Une présentatrice radio est violemment agressée et son compagnon tué par des voyous.
Neil Jordan brille à chaque plan, pose son empreinte sur la pellicule, crée le malaise (plans obliques & mise en scène des dialogues) : le malaise d'une victime traumatisée et démunie face à une police dépassée.
Loin des "canons" du genre, le scénario y est double et malin, traversé par les sentiments d'injustice que ressentent à la fois la victime et le policier. Dans The brave one le justicier est une justicière, citoyenne anodine qui n'a rien d'une caïd ou d'une pro de la violence, le genre de personnage qui émaille pourtant ce type de cinéma. D'ailleurs les deux héros sont des protagonistes à la personnalité beaucoup moins sommaire que ceux que l'on a coutume de voir, et, donc, bien plus touchante.
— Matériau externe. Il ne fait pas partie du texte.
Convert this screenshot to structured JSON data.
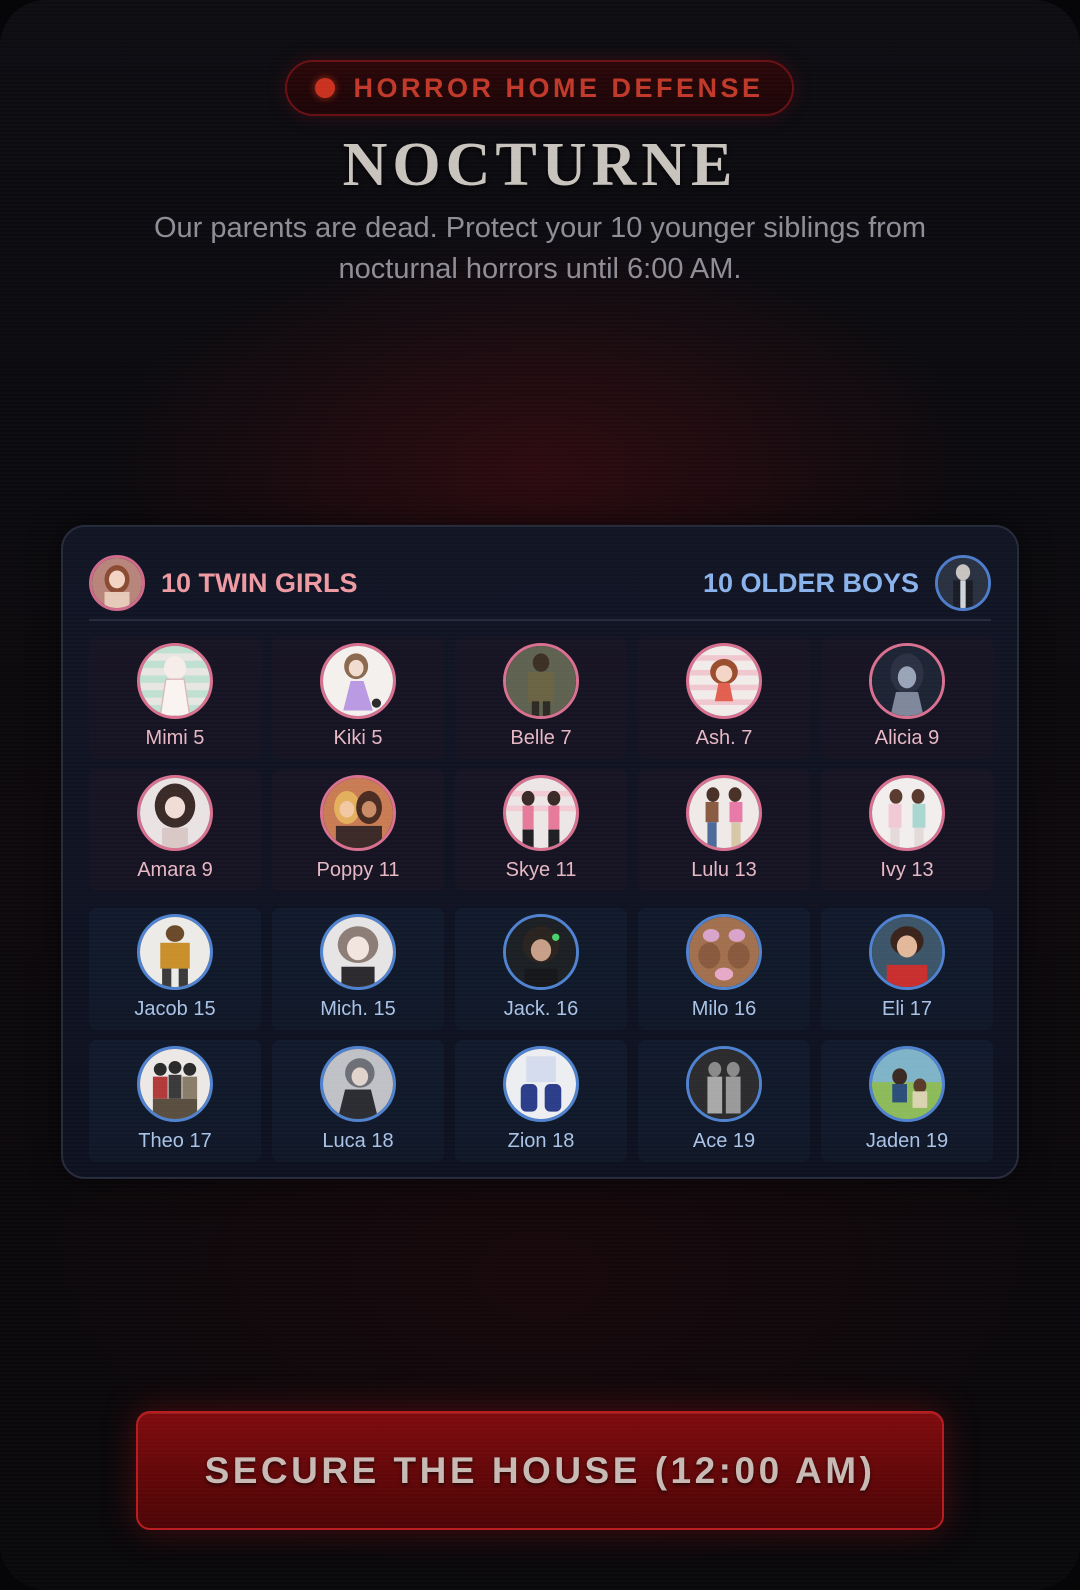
{
  "header": {
    "badge": "HORROR HOME DEFENSE",
    "title": "NOCTURNE",
    "subtitle": "Our parents are dead. Protect your 10 younger siblings from nocturnal horrors until 6:00 AM."
  },
  "roster": {
    "girls_heading": "10 TWIN GIRLS",
    "boys_heading": "10 OLDER BOYS",
    "girls": [
      {
        "label": "Mimi 5"
      },
      {
        "label": "Kiki 5"
      },
      {
        "label": "Belle 7"
      },
      {
        "label": "Ash. 7"
      },
      {
        "label": "Alicia 9"
      },
      {
        "label": "Amara 9"
      },
      {
        "label": "Poppy 11"
      },
      {
        "label": "Skye 11"
      },
      {
        "label": "Lulu 13"
      },
      {
        "label": "Ivy 13"
      }
    ],
    "boys": [
      {
        "label": "Jacob 15"
      },
      {
        "label": "Mich. 15"
      },
      {
        "label": "Jack. 16"
      },
      {
        "label": "Milo 16"
      },
      {
        "label": "Eli 17"
      },
      {
        "label": "Theo 17"
      },
      {
        "label": "Luca 18"
      },
      {
        "label": "Zion 18"
      },
      {
        "label": "Ace 19"
      },
      {
        "label": "Jaden 19"
      }
    ]
  },
  "cta": {
    "label": "SECURE THE HOUSE (12:00 AM)"
  },
  "colors": {
    "accent_red": "#c0392b",
    "girl_ring": "#d8708f",
    "boy_ring": "#4f82cf",
    "girl_heading": "#ee9aa3",
    "boy_heading": "#8ab3ec"
  }
}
A vif n'est jamais consensuel vis à vis de la violence, ce que les revenge movies des années 70-80 se plaisaient à être, le film demeure à hauteur d'homme / de femme, individu (e) contrainte de répondre par cette même violence, avec sa conscience pour guide et seule juge ; Erica Bain nous ressemble et le scénario s'avère vraiment très fin dans son approche du genre, dans sa réflexion à propos de la justice.
Charles Bronson peut aller se rhabiller.